Le consultant leva un sourcil déprimé et réprobateur :
-Vous croyez vraiment que je vous traiterais comme ça si vous n'étiez qu'un jouet ?
L'autre pencha la tête sur le côté, réfléchissant.
-Comment, « comme ça » ?
-Je vous ai offert un piano, je vous laisse avoir votre flingue, je n'ai pas de snipers qui braquent leurs fusils sur vous, je ne vous ai pas non plus bardé d'explosif, je ne vous ai pas encore touché contre votre gré et je vous attends. Qu'est ce qu'il vous faut de plus ?
-Et vous me le dites comme ça ?
-Pourquoi pas ? Après tout, vous allez sûrement encore oublier, alors…
Il était amer, l'inspecteur s'assit doucement dans l'autre fauteuil, caressant toujours Jimmy.
-Comment ça a démarré ?
Le criminel lui fit un bref résumé du chapitre un.
-Et pourquoi vous étiez venu ?
-Parce que vous êtes la seule personne à être venu mettre des fleures sur ma tombe quand je suis « mort ».
-Ah oui, ça je m'en souvient.
-Et vous, pourquoi vous étiez venu, demanda t –il, pour essayer d'oublier ses idées noires ?
-Parce que je voulais voir à quoi ressemblait la tombe du plus exubérant criminel du siècle prétendument inventé par Sherlock… J'ai été déçu, d'ailleurs… Je m'attendais à… Je ne sais pas, du marbre fluorescent ? C'était tout triste, et puis aller voir celle de Sherlock m'aurait trop plombé le moral.
-Et les autres fois ?
-J'ai ramené des fleures pour mettre un peu de couleur, et puis tant qu'a faire, je suis revenu pour m'en occuper et prier.

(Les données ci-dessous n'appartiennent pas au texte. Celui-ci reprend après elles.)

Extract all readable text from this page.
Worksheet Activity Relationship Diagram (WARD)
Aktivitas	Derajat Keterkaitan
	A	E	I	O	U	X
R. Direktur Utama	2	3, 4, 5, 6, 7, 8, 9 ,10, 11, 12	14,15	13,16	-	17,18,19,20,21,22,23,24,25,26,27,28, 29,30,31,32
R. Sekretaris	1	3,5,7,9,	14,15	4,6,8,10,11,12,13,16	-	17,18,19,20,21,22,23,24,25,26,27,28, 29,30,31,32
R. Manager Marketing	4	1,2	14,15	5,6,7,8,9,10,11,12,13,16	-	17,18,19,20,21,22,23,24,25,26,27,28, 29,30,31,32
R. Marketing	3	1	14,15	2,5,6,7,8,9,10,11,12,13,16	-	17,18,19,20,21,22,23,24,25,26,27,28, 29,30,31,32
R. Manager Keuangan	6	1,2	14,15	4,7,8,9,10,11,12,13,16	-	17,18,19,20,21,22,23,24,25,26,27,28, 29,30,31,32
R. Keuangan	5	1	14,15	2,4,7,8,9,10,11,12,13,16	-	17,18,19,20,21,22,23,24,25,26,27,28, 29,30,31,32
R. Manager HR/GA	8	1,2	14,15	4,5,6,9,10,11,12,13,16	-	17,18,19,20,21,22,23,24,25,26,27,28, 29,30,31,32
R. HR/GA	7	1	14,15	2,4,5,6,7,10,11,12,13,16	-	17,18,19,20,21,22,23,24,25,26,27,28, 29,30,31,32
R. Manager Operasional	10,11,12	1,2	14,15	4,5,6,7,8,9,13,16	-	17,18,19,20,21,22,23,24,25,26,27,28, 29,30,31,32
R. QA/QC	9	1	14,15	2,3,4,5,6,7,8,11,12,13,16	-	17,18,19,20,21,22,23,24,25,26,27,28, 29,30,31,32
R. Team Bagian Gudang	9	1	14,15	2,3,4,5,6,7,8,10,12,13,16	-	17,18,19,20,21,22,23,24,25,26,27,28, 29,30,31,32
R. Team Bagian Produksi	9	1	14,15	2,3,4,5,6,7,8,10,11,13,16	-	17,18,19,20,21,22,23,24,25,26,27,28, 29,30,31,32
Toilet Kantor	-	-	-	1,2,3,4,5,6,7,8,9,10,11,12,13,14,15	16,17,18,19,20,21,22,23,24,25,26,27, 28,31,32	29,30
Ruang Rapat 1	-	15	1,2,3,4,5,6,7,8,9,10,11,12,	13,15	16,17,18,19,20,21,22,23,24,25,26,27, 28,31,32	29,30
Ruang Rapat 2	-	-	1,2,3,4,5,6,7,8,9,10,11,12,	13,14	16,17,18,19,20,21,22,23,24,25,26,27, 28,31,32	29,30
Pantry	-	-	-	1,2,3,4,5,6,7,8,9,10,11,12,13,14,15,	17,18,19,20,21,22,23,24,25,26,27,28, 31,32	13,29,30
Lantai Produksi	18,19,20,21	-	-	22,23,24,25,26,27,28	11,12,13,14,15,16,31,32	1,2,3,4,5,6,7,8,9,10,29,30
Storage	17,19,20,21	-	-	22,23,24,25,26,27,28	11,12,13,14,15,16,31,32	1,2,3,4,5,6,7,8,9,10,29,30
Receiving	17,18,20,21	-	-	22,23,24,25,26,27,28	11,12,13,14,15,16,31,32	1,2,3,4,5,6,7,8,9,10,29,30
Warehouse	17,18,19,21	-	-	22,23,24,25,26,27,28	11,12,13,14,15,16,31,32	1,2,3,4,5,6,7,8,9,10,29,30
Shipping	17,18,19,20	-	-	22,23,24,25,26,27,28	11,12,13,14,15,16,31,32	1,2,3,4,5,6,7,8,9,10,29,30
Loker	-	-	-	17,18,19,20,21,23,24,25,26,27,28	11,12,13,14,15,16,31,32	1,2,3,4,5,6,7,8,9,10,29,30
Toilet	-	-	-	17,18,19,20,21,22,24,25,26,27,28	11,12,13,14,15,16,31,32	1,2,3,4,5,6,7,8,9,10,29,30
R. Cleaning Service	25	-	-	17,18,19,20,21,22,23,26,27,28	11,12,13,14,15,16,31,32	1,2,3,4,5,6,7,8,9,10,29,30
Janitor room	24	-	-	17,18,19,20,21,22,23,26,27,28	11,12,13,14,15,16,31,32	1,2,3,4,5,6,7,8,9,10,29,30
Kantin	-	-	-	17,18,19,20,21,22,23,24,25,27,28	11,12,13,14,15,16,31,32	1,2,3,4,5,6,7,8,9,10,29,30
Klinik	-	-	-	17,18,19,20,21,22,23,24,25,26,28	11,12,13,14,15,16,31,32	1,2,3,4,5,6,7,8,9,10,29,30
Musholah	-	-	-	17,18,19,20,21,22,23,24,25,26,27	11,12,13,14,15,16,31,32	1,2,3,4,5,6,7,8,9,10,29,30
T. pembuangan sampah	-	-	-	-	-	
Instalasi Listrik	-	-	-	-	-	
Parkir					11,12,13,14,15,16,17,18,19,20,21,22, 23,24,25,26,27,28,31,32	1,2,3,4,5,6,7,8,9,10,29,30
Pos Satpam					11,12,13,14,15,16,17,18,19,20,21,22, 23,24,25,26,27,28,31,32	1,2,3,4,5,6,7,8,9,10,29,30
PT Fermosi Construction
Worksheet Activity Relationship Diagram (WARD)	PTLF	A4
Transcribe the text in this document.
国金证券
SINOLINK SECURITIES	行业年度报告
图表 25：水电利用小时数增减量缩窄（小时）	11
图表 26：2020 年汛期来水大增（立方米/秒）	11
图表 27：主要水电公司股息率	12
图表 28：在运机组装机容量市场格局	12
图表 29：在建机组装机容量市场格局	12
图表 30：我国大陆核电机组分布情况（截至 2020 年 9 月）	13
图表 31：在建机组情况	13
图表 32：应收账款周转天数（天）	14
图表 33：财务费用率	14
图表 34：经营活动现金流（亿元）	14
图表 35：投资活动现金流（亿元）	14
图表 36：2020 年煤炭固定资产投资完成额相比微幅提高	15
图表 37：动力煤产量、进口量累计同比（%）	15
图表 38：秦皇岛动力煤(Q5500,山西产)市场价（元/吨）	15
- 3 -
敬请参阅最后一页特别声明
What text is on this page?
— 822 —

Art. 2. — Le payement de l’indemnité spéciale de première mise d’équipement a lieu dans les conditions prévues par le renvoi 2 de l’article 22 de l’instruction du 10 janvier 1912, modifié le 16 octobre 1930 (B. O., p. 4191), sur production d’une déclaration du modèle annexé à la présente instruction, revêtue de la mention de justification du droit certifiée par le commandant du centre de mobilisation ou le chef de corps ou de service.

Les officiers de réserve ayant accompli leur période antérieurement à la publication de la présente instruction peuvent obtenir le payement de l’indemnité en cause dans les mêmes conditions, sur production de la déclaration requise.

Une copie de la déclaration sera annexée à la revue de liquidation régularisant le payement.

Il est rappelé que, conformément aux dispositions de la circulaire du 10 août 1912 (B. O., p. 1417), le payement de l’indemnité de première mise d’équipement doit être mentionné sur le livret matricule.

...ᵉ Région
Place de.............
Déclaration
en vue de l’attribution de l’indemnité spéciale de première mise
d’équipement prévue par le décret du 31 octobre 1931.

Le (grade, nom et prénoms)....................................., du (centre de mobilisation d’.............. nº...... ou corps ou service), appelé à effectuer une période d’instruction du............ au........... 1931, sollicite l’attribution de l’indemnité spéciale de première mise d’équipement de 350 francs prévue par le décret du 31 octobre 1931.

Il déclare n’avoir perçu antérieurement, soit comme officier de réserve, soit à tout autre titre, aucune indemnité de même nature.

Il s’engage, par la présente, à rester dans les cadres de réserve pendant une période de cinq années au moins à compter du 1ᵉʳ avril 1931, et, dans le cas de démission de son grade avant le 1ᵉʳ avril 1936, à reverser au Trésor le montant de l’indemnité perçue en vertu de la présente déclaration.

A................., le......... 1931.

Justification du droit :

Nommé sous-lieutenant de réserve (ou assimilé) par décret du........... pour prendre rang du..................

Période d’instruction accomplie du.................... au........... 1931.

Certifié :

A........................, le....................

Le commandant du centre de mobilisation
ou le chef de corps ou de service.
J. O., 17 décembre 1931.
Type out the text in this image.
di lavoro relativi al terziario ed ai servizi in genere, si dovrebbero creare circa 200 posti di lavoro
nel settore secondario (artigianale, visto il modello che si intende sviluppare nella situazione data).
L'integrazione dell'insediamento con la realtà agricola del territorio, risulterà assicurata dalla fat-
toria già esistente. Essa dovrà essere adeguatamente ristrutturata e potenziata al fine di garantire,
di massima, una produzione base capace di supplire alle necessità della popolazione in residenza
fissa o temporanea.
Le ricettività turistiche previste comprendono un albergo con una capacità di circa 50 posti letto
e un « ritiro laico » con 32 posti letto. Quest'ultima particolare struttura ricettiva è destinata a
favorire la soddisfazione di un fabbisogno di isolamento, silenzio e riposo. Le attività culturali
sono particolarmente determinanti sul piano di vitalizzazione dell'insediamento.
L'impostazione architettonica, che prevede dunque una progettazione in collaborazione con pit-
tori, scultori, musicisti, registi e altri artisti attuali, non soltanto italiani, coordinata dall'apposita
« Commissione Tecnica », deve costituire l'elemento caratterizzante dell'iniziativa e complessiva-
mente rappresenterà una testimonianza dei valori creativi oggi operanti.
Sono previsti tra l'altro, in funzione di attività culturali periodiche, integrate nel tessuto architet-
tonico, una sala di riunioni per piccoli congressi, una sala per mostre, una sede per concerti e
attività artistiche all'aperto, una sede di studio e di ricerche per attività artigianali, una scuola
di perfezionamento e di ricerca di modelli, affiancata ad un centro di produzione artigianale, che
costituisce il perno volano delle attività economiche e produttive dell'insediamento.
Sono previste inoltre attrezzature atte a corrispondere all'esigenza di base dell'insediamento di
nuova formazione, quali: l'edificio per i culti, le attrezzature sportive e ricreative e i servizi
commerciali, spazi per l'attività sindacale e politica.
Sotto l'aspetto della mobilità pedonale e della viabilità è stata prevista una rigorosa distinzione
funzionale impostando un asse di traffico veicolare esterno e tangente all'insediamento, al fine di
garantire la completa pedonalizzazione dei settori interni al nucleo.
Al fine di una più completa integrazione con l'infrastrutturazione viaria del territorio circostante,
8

-Prier ? Pour qui ? Pour Sherlock ?
Le concept de prier le dérangeait en lui-même, mais là, il était juste sur le point d'aller ouvrir la fenêtre et de sauter pour de vrai.
-Au début, oui. Et puis pour vous aussi. Pour que vous ne foutiez pas le bordel en enfer, puisque que je vais sûrement y passer quelques temps, et puis pour que vous soyez heureux au moins dans l'autre monde. Pour le repos et la paix de votre âme, quoi. Mais puisque que vous êtes vivant, ça ne servait à rien.
James détailla longuement le policier en face de lui.
C'était… ce qu'il venait de dire, c'était que… M'enfin ? !
Il était presque choqué.
Personne ne lui voulait du bien ! Encore moins qu'il soit heureux ! Sauf peut-être Moran, mais lui… Il avait les mêmes intérêts que lui. Tous les autres avaient au moins cinq bonnes raisons de vouloir sa mort et qu'il aille pourrir dans le tartare ! Et Lestrade faisait partie de ses gens là, en 2012 ! Et en 2015 aussi ! … Il le surprenait toujours.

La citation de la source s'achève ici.